If the number of characters to remove/replace is small compared to the length of the
string, then your solution is good, because the probability of a "collision" in the
while-loop is small. You can improve the method by using a single mutable string instead of
allocating a new string in each step:
NSString *string = @"Remove Some Characters";
int totalRemove = 5;
NSMutableString *result = [string mutableCopy];
for (int j=0; j < totalRemove; j++) {
int replaceLocation;
do {
replaceLocation = arc4random_uniform((int)[result length]);
} while ([result characterAtIndex:replaceLocation] == '_' || [result characterAtIndex:replaceLocation] == ' ');
[result replaceCharactersInRange:NSMakeRange(replaceLocation, 1) withString:@"_"];
}
If the number of characters to remove/replace is about the same magnitude as the
length of the string, then a different algorithm might be better.

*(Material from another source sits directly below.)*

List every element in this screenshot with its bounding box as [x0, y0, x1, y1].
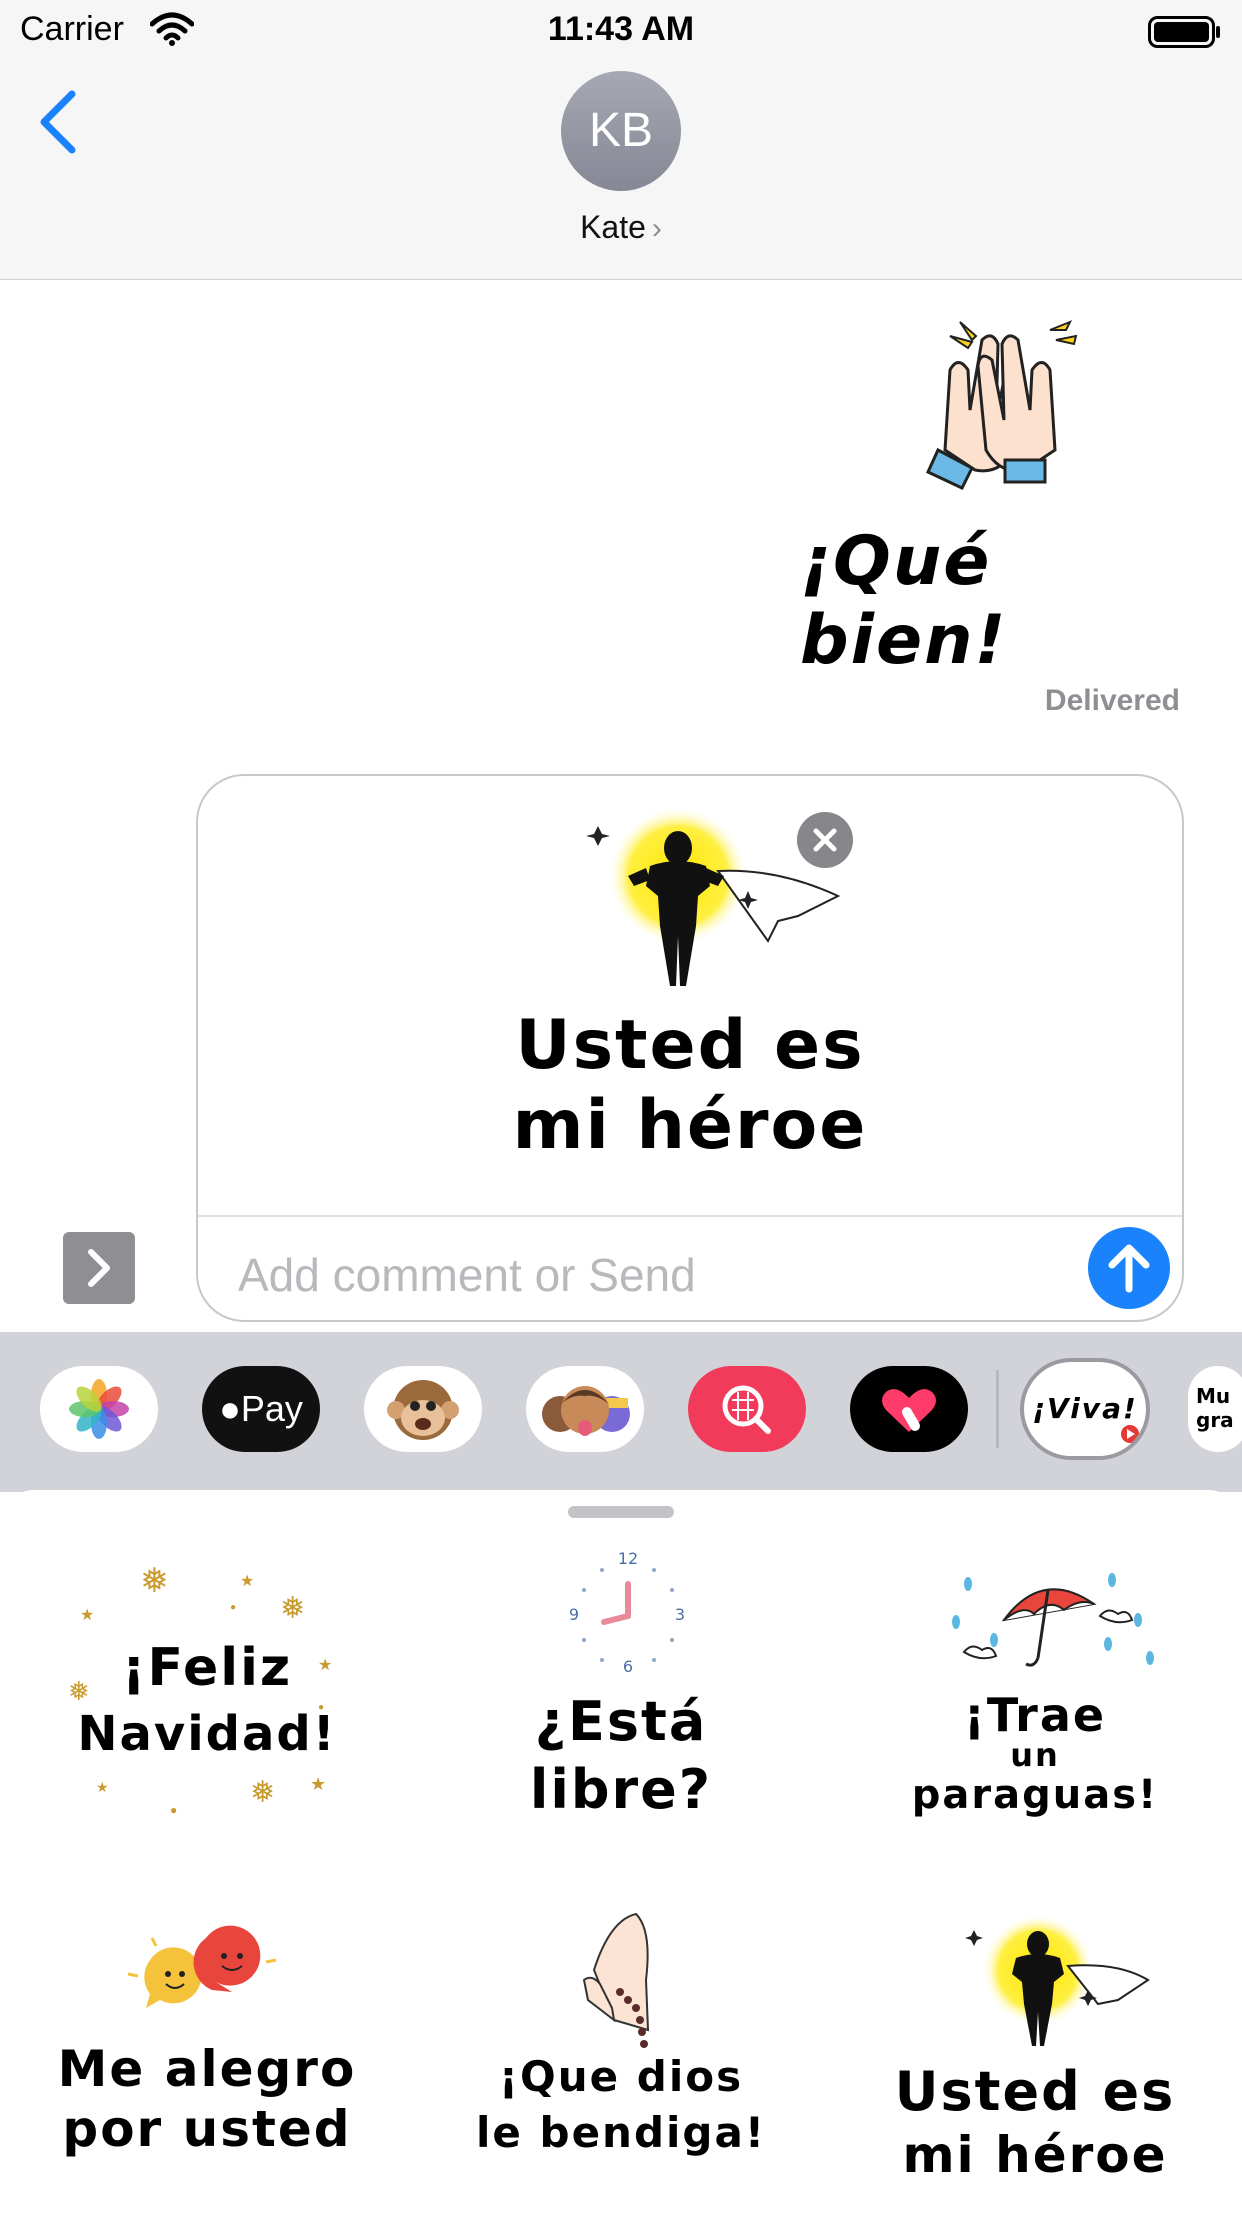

The following code uses the ideas from Unique random numbers in an integer array in the C programming language to replace characters
at random positions with a single loop over all characters of the string.
An additional (first) pass is necessary because of your requirement that space characters
are not replaced.
NSString *string = @"Remove Some Characters";
int totalRemove = 5;
// First pass: Determine number of non-space characters:
__block int count = 0;
[string enumerateSubstringsInRange:NSMakeRange(0, [string length])
options:NSStringEnumerationByComposedCharacterSequences
usingBlock:^(NSString *substring, NSRange substringRange, NSRange enclosingRange, BOOL *stop) {
if (![substring isEqualToString:@" "]) {
count++;
}
}];
// Second pass: Replace characters at random positions:
__block int c = count; // Number of remaining non-space characters
__block int r = totalRemove; // Number of remaining characters to replace
NSMutableString *result = [string mutableCopy];
[result enumerateSubstringsInRange:NSMakeRange(0, [result length])
options:NSStringEnumerationByComposedCharacterSequences
usingBlock:^(NSString *substring, NSRange substringRange, NSRange enclosingRange, BOOL *stop) {
if (![substring isEqualToString:@" "]) {
// Replace this character with probability r/c:
if (arc4random_uniform(c) < r) {
[result replaceCharactersInRange:substringRange withString:@"_"];
r--;
if (r == 0) *stop = YES; // Stop enumeration, nothing more to do.
}
c--;
}
}];
Another advantage of this solution is that it handles surrogate pairs (e.g. Emojis) and composed character sequences correctly, even if these are stores as two separate characters in the string.